Let’s learn this hit rock song! As you listen, you’ll notice it features a syncopated rhythm, with some accents on off-beats (i.e. in the spaces between the normal 1 2 3 4 beats you’d tap your foot to). It’s great practice to listen carefully to songs, clapping along, and noticing the feeling of those strong off-beats pushing the rhythm along.
Best of You for Guitar
by: James Neilson, Music Education Designer for Guitar
In the basic riff exercise (level 2) you’ll play along with the riff of the song, using some single notes on the E-string and A-string. Try to focus on using the correct fretting fingers (in this case index and ring), as it’ll help you play efficiently without having to move around the fretboard too much.
In the cowboy chords exercise (level 5) you’ll play the main chords of the song, using familiar cowboy shapes. It’s designed to use a capo on fret 4, but if you don’t have one you can just hit ‘transpose’ and you can play along without one.

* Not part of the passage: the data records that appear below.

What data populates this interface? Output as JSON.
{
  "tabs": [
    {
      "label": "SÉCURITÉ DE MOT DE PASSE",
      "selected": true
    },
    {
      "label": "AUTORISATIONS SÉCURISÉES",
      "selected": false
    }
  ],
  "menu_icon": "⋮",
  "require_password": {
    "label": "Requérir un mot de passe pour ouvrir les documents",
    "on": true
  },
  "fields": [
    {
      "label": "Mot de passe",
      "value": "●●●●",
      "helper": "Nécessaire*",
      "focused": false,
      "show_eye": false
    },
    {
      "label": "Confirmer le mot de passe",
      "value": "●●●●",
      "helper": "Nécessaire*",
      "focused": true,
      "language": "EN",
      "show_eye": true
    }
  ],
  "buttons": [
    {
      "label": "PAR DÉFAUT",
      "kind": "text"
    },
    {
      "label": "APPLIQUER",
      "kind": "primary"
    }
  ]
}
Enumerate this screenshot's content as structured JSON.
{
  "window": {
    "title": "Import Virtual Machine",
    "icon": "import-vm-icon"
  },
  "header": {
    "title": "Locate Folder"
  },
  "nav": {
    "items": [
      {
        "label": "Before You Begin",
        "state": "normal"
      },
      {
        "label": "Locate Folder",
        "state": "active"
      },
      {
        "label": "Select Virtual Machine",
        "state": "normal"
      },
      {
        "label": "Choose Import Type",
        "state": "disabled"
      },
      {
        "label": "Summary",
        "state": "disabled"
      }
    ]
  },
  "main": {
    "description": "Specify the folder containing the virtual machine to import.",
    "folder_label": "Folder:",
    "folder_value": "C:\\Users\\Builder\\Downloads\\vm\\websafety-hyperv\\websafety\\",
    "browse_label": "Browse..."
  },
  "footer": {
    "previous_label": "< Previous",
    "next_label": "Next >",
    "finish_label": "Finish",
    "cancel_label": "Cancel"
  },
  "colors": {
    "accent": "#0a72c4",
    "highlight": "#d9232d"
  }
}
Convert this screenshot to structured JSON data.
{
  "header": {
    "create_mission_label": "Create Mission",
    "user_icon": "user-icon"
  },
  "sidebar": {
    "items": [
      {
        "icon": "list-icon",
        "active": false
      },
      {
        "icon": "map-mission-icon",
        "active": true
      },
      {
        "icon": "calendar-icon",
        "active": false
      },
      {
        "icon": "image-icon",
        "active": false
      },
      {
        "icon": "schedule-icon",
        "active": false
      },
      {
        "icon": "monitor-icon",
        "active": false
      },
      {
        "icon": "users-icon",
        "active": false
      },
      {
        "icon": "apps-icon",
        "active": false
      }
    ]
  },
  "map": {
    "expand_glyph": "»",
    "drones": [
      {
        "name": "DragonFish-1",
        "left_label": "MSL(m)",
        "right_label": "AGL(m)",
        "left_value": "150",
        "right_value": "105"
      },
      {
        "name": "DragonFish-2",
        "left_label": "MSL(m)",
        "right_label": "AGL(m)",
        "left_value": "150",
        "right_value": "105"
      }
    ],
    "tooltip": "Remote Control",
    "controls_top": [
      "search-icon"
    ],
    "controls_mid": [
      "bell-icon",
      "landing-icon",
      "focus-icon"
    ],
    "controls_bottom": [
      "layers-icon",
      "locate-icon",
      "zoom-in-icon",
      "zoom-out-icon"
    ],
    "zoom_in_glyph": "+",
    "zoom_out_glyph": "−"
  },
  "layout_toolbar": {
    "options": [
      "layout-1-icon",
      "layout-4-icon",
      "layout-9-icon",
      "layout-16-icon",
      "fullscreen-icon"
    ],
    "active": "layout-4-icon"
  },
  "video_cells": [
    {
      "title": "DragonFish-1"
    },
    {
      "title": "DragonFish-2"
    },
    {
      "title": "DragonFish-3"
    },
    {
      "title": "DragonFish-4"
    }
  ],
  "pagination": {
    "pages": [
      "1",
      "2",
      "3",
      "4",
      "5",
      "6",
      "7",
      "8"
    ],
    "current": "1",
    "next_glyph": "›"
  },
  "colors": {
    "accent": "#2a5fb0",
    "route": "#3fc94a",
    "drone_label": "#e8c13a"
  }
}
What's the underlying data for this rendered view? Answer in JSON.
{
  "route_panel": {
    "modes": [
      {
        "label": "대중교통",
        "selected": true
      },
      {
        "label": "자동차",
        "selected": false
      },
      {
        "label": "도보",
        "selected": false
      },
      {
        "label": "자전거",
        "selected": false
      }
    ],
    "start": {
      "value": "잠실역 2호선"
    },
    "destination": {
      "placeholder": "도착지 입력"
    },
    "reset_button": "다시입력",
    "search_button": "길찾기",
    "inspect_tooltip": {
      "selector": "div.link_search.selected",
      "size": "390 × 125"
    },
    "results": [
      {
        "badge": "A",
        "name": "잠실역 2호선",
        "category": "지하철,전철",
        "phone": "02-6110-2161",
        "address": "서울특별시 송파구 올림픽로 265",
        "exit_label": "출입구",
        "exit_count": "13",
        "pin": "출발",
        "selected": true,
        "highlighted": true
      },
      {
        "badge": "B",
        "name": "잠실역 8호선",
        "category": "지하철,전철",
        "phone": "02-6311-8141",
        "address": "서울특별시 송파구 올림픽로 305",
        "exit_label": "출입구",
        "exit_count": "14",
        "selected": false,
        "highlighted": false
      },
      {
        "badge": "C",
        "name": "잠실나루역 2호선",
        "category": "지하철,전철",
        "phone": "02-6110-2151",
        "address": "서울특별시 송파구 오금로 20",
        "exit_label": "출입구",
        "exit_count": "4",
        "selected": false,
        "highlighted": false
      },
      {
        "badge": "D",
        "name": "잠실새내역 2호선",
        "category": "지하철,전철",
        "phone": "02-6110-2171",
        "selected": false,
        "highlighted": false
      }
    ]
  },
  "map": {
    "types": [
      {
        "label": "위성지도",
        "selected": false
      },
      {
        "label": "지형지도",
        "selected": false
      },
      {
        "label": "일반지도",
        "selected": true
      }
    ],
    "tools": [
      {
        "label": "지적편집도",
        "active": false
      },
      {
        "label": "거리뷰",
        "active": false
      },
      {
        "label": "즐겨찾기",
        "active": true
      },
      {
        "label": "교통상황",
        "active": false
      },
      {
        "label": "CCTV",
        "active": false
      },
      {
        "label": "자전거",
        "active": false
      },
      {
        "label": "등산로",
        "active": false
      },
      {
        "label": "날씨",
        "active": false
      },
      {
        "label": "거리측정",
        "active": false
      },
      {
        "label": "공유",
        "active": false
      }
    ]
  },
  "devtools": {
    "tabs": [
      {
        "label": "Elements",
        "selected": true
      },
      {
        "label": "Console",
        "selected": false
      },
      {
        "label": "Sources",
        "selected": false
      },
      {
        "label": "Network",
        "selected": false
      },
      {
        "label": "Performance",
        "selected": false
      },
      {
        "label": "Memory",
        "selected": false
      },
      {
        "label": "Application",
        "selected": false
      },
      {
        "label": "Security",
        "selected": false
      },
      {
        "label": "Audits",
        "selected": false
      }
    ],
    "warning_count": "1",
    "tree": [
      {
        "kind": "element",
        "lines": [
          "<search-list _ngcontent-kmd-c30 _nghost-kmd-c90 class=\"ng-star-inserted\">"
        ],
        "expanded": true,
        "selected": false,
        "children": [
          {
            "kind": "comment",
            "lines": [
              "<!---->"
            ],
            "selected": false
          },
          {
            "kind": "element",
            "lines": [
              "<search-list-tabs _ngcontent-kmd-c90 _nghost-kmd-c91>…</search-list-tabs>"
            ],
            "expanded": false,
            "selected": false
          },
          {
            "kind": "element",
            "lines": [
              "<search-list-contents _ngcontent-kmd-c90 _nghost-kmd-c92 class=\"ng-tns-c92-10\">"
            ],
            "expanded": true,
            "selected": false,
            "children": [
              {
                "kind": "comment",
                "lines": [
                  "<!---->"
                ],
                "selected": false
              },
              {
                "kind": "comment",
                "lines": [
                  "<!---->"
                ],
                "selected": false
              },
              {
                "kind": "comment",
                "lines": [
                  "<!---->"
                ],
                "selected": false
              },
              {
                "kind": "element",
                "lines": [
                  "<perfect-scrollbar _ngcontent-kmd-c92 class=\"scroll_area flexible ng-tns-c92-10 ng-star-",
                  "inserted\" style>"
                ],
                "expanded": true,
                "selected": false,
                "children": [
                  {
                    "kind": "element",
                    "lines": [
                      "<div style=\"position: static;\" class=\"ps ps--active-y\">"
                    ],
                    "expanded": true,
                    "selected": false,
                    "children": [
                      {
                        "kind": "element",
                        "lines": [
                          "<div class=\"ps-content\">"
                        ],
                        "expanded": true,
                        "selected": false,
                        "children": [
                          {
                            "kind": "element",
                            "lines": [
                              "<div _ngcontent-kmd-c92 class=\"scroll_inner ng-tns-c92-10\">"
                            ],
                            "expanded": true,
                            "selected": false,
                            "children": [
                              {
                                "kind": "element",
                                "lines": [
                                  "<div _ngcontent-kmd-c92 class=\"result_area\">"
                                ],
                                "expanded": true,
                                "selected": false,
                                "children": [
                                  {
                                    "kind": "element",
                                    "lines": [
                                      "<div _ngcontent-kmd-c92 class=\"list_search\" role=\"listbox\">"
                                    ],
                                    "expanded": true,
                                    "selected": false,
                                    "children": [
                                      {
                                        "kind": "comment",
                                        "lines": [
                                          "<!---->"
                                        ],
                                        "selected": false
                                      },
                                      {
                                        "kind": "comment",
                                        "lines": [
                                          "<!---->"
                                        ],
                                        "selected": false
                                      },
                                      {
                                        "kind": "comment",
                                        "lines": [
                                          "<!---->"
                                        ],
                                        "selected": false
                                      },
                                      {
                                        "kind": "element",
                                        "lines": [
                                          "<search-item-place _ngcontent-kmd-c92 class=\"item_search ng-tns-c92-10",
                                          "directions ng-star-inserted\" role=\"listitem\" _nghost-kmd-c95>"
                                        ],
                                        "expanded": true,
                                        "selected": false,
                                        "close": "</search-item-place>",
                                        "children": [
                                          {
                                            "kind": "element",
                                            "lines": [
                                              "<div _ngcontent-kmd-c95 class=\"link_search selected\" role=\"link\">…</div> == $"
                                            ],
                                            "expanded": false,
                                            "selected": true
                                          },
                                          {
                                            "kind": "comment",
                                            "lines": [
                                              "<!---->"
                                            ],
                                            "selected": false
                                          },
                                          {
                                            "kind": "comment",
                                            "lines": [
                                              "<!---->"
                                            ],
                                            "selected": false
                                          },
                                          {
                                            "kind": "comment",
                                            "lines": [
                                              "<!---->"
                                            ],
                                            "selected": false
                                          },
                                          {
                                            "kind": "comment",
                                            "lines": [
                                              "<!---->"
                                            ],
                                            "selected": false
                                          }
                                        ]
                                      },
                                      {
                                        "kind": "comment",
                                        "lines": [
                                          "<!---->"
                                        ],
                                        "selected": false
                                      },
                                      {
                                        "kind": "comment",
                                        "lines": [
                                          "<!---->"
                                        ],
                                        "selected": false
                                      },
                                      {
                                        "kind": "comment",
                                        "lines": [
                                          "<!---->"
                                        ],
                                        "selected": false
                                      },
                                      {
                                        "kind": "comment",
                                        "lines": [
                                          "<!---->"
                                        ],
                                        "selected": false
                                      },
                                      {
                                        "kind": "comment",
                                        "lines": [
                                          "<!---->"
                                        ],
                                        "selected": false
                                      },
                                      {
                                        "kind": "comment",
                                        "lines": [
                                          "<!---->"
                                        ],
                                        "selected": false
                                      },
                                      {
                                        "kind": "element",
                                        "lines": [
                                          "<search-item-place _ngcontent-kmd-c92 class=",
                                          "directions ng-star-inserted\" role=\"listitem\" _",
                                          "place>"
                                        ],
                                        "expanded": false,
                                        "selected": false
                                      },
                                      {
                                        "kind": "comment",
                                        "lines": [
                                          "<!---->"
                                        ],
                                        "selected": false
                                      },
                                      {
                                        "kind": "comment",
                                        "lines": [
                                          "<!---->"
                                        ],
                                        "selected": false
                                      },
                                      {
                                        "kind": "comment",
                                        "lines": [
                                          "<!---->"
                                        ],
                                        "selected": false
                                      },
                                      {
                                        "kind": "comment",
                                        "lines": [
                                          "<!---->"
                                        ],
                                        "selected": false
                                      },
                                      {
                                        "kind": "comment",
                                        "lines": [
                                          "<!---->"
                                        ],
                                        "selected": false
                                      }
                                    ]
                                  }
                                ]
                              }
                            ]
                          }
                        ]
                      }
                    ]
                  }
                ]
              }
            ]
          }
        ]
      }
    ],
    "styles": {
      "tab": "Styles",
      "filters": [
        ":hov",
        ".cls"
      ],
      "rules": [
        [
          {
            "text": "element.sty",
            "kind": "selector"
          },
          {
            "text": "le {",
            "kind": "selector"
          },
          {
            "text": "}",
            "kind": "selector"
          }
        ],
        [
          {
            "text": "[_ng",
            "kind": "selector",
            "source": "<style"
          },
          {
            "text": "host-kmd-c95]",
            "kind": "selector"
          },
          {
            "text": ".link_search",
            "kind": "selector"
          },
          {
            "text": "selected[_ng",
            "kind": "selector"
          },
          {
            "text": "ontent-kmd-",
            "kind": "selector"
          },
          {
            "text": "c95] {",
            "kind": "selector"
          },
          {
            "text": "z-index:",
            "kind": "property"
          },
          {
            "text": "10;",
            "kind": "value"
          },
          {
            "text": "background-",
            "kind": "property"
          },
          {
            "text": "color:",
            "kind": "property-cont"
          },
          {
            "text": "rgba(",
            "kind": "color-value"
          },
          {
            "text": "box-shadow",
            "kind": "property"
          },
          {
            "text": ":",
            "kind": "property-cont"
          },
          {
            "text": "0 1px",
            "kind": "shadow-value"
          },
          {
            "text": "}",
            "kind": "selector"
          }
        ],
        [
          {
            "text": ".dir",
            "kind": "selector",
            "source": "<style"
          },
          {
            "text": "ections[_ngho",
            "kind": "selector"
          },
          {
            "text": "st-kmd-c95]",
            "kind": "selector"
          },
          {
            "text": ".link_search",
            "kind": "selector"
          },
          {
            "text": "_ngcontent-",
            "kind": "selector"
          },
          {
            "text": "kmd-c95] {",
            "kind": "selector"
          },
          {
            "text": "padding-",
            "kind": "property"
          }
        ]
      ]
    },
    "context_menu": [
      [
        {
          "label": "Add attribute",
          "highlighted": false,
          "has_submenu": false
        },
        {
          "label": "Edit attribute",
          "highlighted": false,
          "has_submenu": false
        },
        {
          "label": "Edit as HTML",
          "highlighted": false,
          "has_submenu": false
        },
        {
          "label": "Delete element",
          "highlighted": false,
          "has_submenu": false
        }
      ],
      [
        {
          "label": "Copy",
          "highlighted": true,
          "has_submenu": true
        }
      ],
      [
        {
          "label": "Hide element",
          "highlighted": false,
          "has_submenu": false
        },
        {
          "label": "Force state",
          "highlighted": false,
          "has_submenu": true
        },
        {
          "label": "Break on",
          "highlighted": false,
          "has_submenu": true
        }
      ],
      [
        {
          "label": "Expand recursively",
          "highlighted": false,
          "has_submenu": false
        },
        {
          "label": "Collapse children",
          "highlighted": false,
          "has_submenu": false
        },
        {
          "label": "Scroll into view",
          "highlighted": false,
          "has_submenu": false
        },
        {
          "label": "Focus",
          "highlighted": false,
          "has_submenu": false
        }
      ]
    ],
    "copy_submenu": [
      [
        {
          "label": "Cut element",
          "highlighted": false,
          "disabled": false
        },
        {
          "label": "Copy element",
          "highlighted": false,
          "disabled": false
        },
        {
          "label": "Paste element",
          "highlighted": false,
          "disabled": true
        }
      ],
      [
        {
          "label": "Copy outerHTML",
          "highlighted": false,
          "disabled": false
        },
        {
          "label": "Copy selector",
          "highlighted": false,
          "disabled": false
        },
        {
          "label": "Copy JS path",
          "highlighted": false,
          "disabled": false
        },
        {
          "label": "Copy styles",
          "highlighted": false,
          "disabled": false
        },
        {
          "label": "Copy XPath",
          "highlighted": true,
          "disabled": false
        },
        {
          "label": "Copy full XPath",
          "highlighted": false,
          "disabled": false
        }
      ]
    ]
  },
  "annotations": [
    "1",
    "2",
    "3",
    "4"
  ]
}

In the fancy chords exercise (level 6) you’ll play the original rhythm guitar part, which uses some chords that are fancy-sounding (Bsus4, C#m7, etc), but are fairly straight-forward to play with lots of open strings. Start slow and memorize each chord as you go – there are only 4 chords in the song, so it won’t take too long.
Best of You for Piano
by: Sunny Choi, Music Education Designer for Piano
Melody exercise (level 3)
Challenge your note reading skills while being mindful of the ties! A tie is a curved line that joins two or more identical notes together. A tie indicates that you only play the first note and hold for the rest of the tied note duration.
Accompaniment exercise (level 4)
Challenge and strengthen your chord reading skills. While a chord can be played in a solid form, it can also be played in a broken form too.
Solo piano exercise (level 7)
This exercise will make you feel like you’re in charge of playing the whole band on the piano. Keep up with the melody while carrying the groove with your left hand.
Best of You for Bass
by: Antti Halmetoja, Bass content specialist
In the basic bassline exercise (level 2) you’ll learn the basics of the song. There are many different parts to learn, so it’s lots of fun to play.
In the main bassline exercise (level 4) you’ll learn all the important parts of the original bassline, with many of the same fingerings. When you master this, it’s fairly straightforward to move up to the full version.
The full bassline exercise (level 8) includes the originally recorded bassline. The chord progression of the song is pretty simple, but there are plenty of details to discover. Watch out for the fast 16th notes on the bridge, and especially the triplets at the end.